Monday, April 9, 2012

The Hunger Games

Directed by Gary Ross

Based on the book by Suzanne Collins

Staring Jennifer Lawrence, Josh Hutcherson and Liam Hemsworth

See the shorter version here

~Spoiler Alert~

The book was an international hit, selling over 36 million copies in countries all over the world. Fans flooded movie theater plazas and lobbies on March 23rd, to be the first to see the start of the Hunger Games’ Trilogy movie adaptation. In less than 24 hours after the premier, the Hunger Games was declared as the new Harry Potter and Katniss Everdeen as the new Bella Swan; I just had to see it for myself.

As a fan and trilogy reader, I was psyched to see the movie. My friends who had read the book and saw the movie had gushed about how amazing it was through Facebook and MSN. The trailer captured key emotions from the book that shocked the reader and pulled them into the story, as the trailer should. I soon realised though, people who weren’t familiar with the books and hadn’t read the series weren’t attached to the trailer at all. Hunger Games fans studied the movie production’s every move, knowing exactly how the cast was being formed and how the story was laid out. Even the fans who didn’t up until the premier, knew from the brilliant casting and movie promotion what was going on. Strangers to the story were struck with confusion on the events being shown in the trailer; this lead to a lacking of attraction to the film for non-readers.

Finally, when I found the time to see the movie on a less-busier date, a week after it premiered, I prepared myself for an adventure of a life time; a two hour marathon of excitement; an action-packed, on-the-edge-of-your-seat movie experience. What did I receive? A waste of preparation.

The movie starts with a summary of how the actual Hunger Games work in the area of Panem, a waste of time for the readers but a great start for the newcomers. Katniss and her sister, Prim, follow that introduction immediately exposing the closeness of their family. This gave me confidence in the movie, I awaited more emotion that would pull through and hopefully it would be as interesting as the book. After the reaping and the dramatic family separation, the movie just seemed stretched and so long. The training, the Ceasar Flickerman interview, the scenes with Cinna, all seemed so agonisingly long. I have read the book two times before I had seen the movie, which I do believe changed the way I saw it. I think it seemed so long because it was like I was reading it for a third time, knowing all the details that were coming and how much longer until the end.

When they got to the arena, I was hoping for finally, more action, which again, I never got. The slow-motion right at the beginning after the countdown didn’t add to the mood at all. You couldn’t feel the pain of the tributes being stabbed to death when all you saw was Cato carrying a bloody knife. You couldn’t feel the fear of Katniss or Peeta as the ran from the bloodbath too gory to film. I do understand they needed to keep this movie PG which might have been a mistake to the extreme fanatics who were expecting the gore Suzanne Collins expressed in her book.
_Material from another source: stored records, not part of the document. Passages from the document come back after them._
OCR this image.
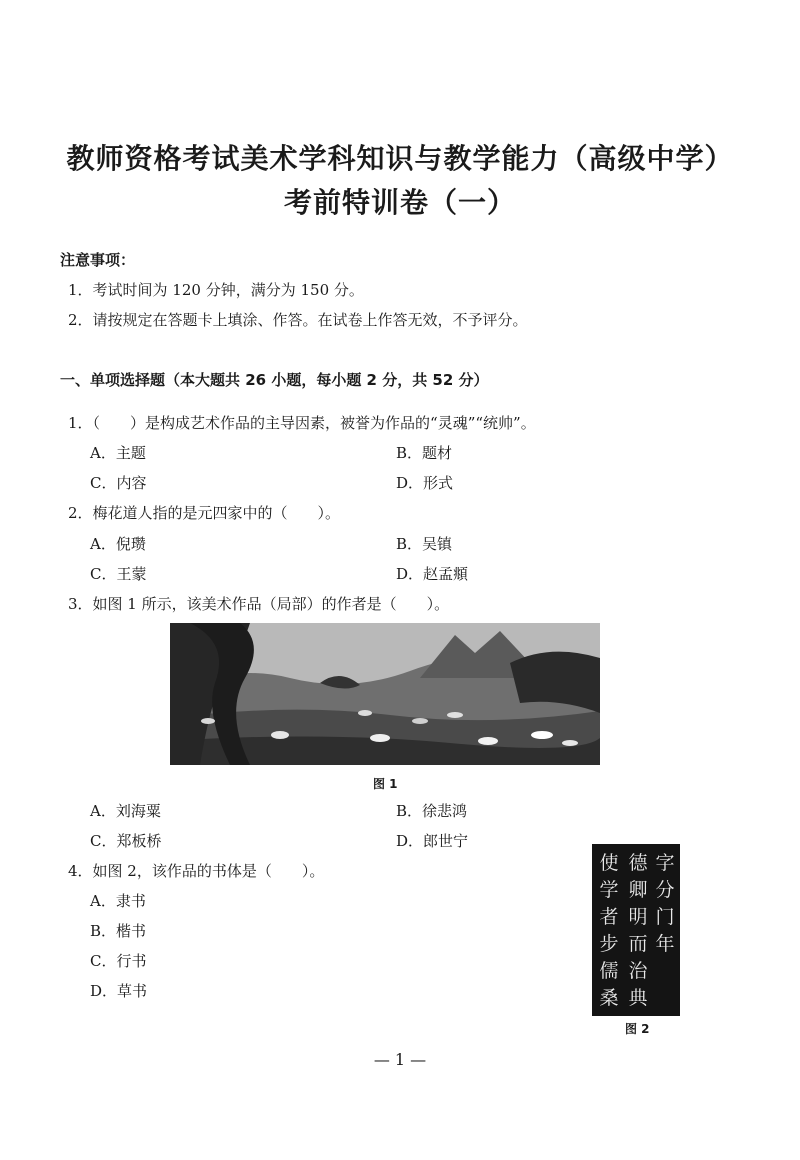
教师资格考试美术学科知识与教学能力（高级中学）
考前特训卷（一）
注意事项：
1．考试时间为 120 分钟，满分为 150 分。
2．请按规定在答题卡上填涂、作答。在试卷上作答无效，不予评分。
一、单项选择题（本大题共 26 小题，每小题 2 分，共 52 分）
1．（　　）是构成艺术作品的主导因素，被誉为作品的“灵魂”“统帅”。
A．主题	B．题材
C．内容	D．形式
2．梅花道人指的是元四家中的（　　）。
A．倪瓒	B．吴镇
C．王蒙	D．赵孟頫
3．如图 1 所示，该美术作品（局部）的作者是（　　）。
图 1
A．刘海粟	B．徐悲鸿
C．郑板桥	D．郎世宁
4．如图 2，该作品的书体是（　　）。
A．隶书
B．楷书
C．行书
D．草书
字
分
门
年
德
卿
明
而
治
典
使
学
者
步
儒
桑
图 2
— 1 —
I have never found myself on Team Peeta or Team Gale but the movie did change my opinion on both. It’s not that I’ve grown to like either one better by the interpretations of the astonishing, young actors, but that the director or the actors must have seen them differently than I had imagined and put them out through his eyes. That is the problem with book to movie adaptations, it’s adapted from the way the director felt the story and anything can be changed. Though, for me, they weren’t changed in a good way. Peeta seemed very weak, very unconfident. In the book he was fairly negative but I don’t recall him being so negative you honestly felt he had no chance; the book made him seem secretly and mysteriously powerful enough to even be second to Katniss. The introduction for Gale is a bit misleading; the book makes him feel like a loyal best friend to Katniss, but he comes out in the movie as a bully who teases Katniss but then, confusingly, immediately supports her later on.

I’m happy to say there are almost no flaws in this movie. No flaws as in something that you see that makes you say, “Seriously? Why would they do that?” Like in Jurassic Park, how you see the enormous, flying pterodactyls soaring in the sky with nothing to keep them in yet they never leave the island's perimeter. The ending was a little wacky though. The obvious inference is Seneca Crane is killed, but how would you expect a rich man to eat the dry, unappetizing Nightlock berries left with him if he is just locked up in a room with them? Also, taking into consideration that he is the Gamemaker and is supposed to be the one who designed the Games so he would have put the poisonous berries in the arena; wouldn't he know those were the poisonous berries he created and wouldn't he be smart enough not to eat them?

I'm not saying it was a terrible movie, I am a fan, I have read the whole series, and as a fan, I was disappointed. If you haven’t read the books, the movie might be great. I can’t tell you how great it was from an outsider’s point of view. I’m not saying you shouldn’t see it. It’s one of those movies that everyone just has to see so they can be on that list with everyone who saw it. It’s like The Titanic, to some people it’s all around amazing, to some it’s a terrible story line but still a great movie, and to some a complete disaster. For anyone who hasn't see it and would like to, I have one thing to say: May the odds be in your favor.